Glauben Sie, dass es heute noch Verhandlungsspielraum gibt?
Auch wenn die Vorzeichen nicht gutstehen, sind Verhandlungen doch immer möglich und wünschenswert für alle, die die Unantastbarkeit des menschlichen Lebens hochhalten. Verhandlungen zu führen, ist kein Zeichen von Schwäche, sondern von Mut. Der Weg der „ehrlichen Verhandlungen“ und „ehrlichen Kompromisse“ – und hier beziehe ich mich auf das, was Papst Franziskus bei seiner jüngsten Reise nach Luxemburg und Belgien gesagt hat – , der Dialog ist der Königsweg, den jene beschreiten sollten, die das Schicksal der Völker in ihren Händen halten.

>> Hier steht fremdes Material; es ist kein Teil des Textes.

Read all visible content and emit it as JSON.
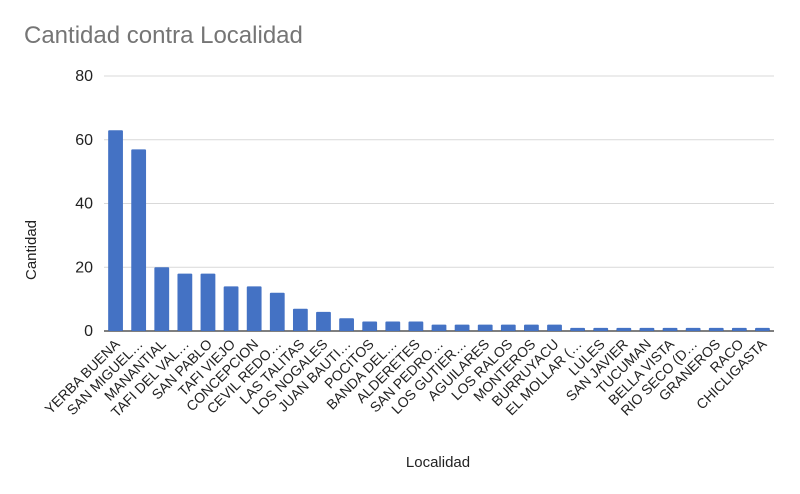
{
  "chart_data": {
    "type": "bar",
    "title": "Cantidad contra Localidad",
    "xlabel": "Localidad",
    "ylabel": "Cantidad",
    "ylim": [
      0,
      80
    ],
    "yticks": [
      0,
      20,
      40,
      60,
      80
    ],
    "grid": true,
    "colors": {
      "bar": "#4472c4",
      "grid": "#d9d9d9",
      "baseline": "#333333",
      "title": "#757575"
    },
    "categories": [
      "YERBA BUENA",
      "SAN MIGUEL…",
      "MANANTIAL",
      "TAFI DEL VAL…",
      "SAN PABLO",
      "TAFI VIEJO",
      "CONCEPCION",
      "CEVIL REDO…",
      "LAS TALITAS",
      "LOS NOGALES",
      "JUAN BAUTI…",
      "POCITOS",
      "BANDA DEL…",
      "ALDERETES",
      "SAN PEDRO…",
      "LOS GUTIER…",
      "AGUILARES",
      "LOS RALOS",
      "MONTEROS",
      "BURRUYACU",
      "EL MOLLAR (…",
      "LULES",
      "SAN JAVIER",
      "TUCUMAN",
      "BELLA VISTA",
      "RIO SECO (D…",
      "GRANEROS",
      "RACO",
      "CHICLIGASTA"
    ],
    "values": [
      63,
      57,
      20,
      18,
      18,
      14,
      14,
      12,
      7,
      6,
      4,
      3,
      3,
      3,
      2,
      2,
      2,
      2,
      2,
      2,
      1,
      1,
      1,
      1,
      1,
      1,
      1,
      1,
      1
    ]
  }
}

Ein Dialog, der nur geführt werden kann, wenn ein Mindestmaß an Vertrauen zwischen den Parteien besteht. Und das setzt den guten Willen aller voraus. Wenn man dem anderen nicht wenigstens ein Minimum an Vertrauen entgegenbringt; wenn man nicht aufrichtig handelt, bleibt alles blockiert. Und so wird in der Ukraine, im Heiligen Land wie in so vielen anderen Gebieten der Welt weiter gekämpft und gestorben. Wir dürfen nicht vor der Unvermeidbarkeit des Krieges kapitulieren! Ich hoffe aufrichtig, dass dieser traurige Tag, der tausendste seit dem Ausbruch der militärischen Aggression gegen die Ukraine, alle zur Verantwortung ruft, vor allem jene, die dem Gemetzel, das wir gerade erleben, Einhalt gebieten können.